There are two sides to your coin:
- if you want to do it secure, you will need to use a cryptographically secure hash like SHA256 (crypto-hashes are meant to be fast, but tend to be a bit slow due to security constraints),
- things like CRCs are definitely quicker, but will never be able to offer the same kind of security (especially when we’re talking about .
Option 1: CRCs — Doing it quickly at the price of security:
If you're just after the detection of changes, go for a checksum instead of a hash. That's what checksums were made for: quickly detecting changes in a file or data-stream. But keep in mind that CRC was designed to prevent transmission errors, not malicious action!
Practically, CRC32 is the most obvious candidate (but even an additive CRC8 would do the job if you only want to detect if something has changed and don't expect anything else than that from the CRC.)
Option 2: Beyond CRCs — Doing it rather quickly while enhancing change-detection:
Other valid options (looking at @poncho's comment) are indeed to simply check the last-mod timestamp.
Or, you combine both (to prevent bottlenecks), using something like this pseudo-code shows:
if(LastMod != knownLastMod) { CreateNewCRCandCompare(FileName, knownCRC) };
But does this offer any real security? No. Same goes for your…
Why I consider checking the tail is:
- MP3 has the tag information there
- EXIF adds custom data at the end if I'm right
Again, it depends on how much security you expect. You have to realize that an adversary will surely manipulate the file to keep (or copy-and-paste) any old ID3 and EXIF data… as anyone (with appropriate RW file-access rights) can modify that. Same goes for the Last-Modification timestamp, frame rates, resolution, last change date, and even the (file) length. Depending on that “additional” and “modifiable” data — which can be modified and removed by anyone with enough file-access rights — would introduce a security flaw.
But you do expect security, don't you? After all, that's the reason why you're thinking about all this in the first place. Well, then there is not way around using crypto-secure hashes…

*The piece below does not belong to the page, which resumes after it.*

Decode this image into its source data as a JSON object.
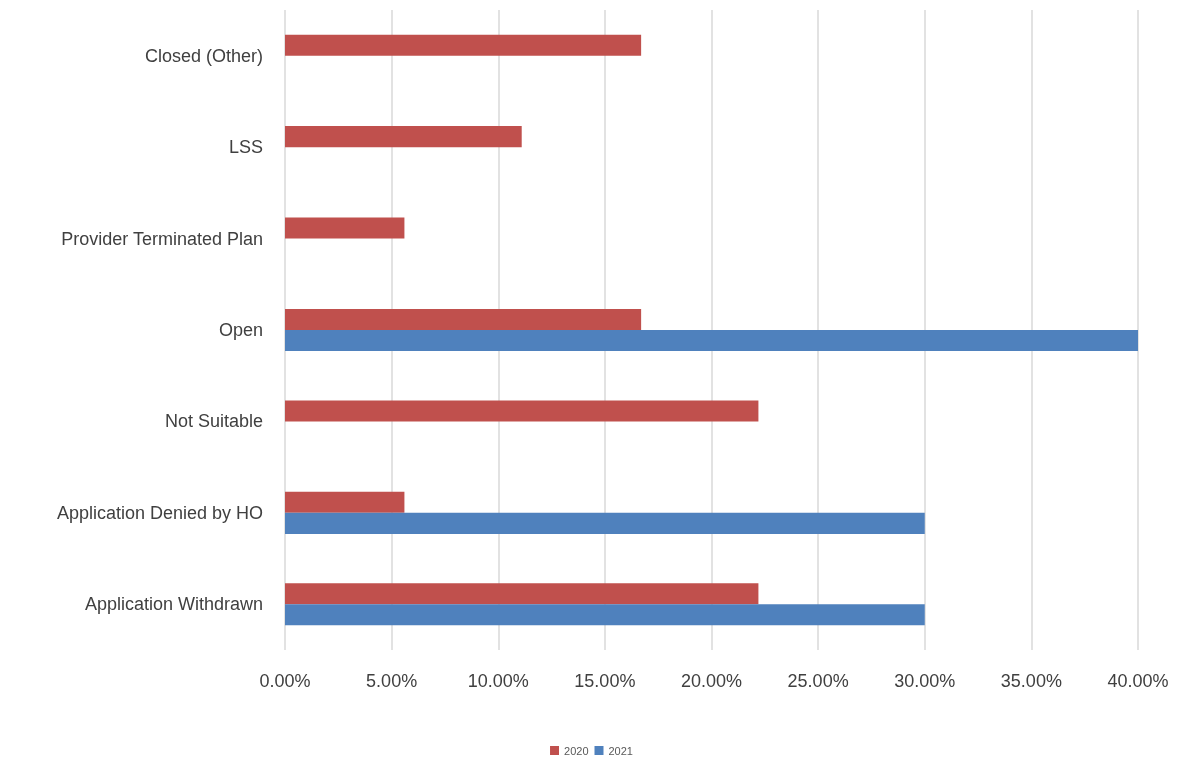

Option 3: Cryptographically Secure Hashes — Doing it securely at the price of speed:
If you expect real security, you will have to rely on hashing; to be more precise: cryptographically secure hashing (using a hash which is not known to produce collisions). It takes time (a few microsecs per MB) but it's worth it.
My 2 (personal) cents:
Try to live with the fact that hashing costs time and hash the whole files with a cryptographically secure hash. Because, when stuff starts hitting the fan… you're better off being slow, instead of being sorry.
EDIT based on your EDIT…
If cryptographic security isn’t your main focus, you could look at MD5 or SHA1. Both MD5 and SHA1 are “cryptographically broken” because collisions have been detected… yet for the change-detection purposes you describe (especially after your EDIT), the likely-ness of hitting such a collision should be minimal enough.
Looking at everything again (including your EDIT), I personally would most probably use MD5, because it offers a usable collision resistance (for change-detection purposes) while still being fast enough to completely hash multi-gigabyte files.
If that still doesn’t satisfy you in a “speed” sense or if your hardware resources are really that limited, you have to try to balance collision-resistance/change-detection with speed. Meaning…
Take the individual timestamp, the individual filename, and hash the header (length depends on media type and used file format) as well as a good chunk from the middle and a good chunk of the tail (= file end). Combine those 5 and you should be able to roughly filter out most
I'd be ok with a ~80% chance of having the correct bookmarks. How many hash pieces should I put together and where in the file would that be?
That’s more of a personal opinion, as it depends on a whole truckload of details (media type, file format, available resources, expected change-detection ratio, file similarity, etc.) so will have to balance that out yourself depending on your personal expectations, your implementations, and local results due to hardware and/or software bottlenecks.
Let me try to provide you with some guidance nevertheless:
If hashing the complete file isn’t an option for whatever reasons, I would – at least – take: the header (and maybe a few KBs more), a good chunk from the middle (at least the size of the “header & co.” part), and a good chunk from the file end (again, at least the size of the “header & co.” part).
The more resources you can invest (or are willing to invest), the more chunks you can take and/or the bigger those chunks can be. If you think your resources/feel/whatever still offers room for more, increase the size of the chunks you hash and/or increase the number of chunks you hash.
Increasing the number of chunks is easy: as all you need to do is to take care of an equal distribution (by dividing the filesize accordingly, resulting in same-size chunks you extract from equally-spaced parts over the whole file-length).
And if you’re asking yourself “Why equally distributed and not random chunk-positions?”, let me simply note that picking random chunk positions might practically render your change-detection efforts void since it incorporates the risk of skipping some important parts media where you would normally detect the chances you are aiming to detect. Choosing an equal distribution is – simply said – more neutral.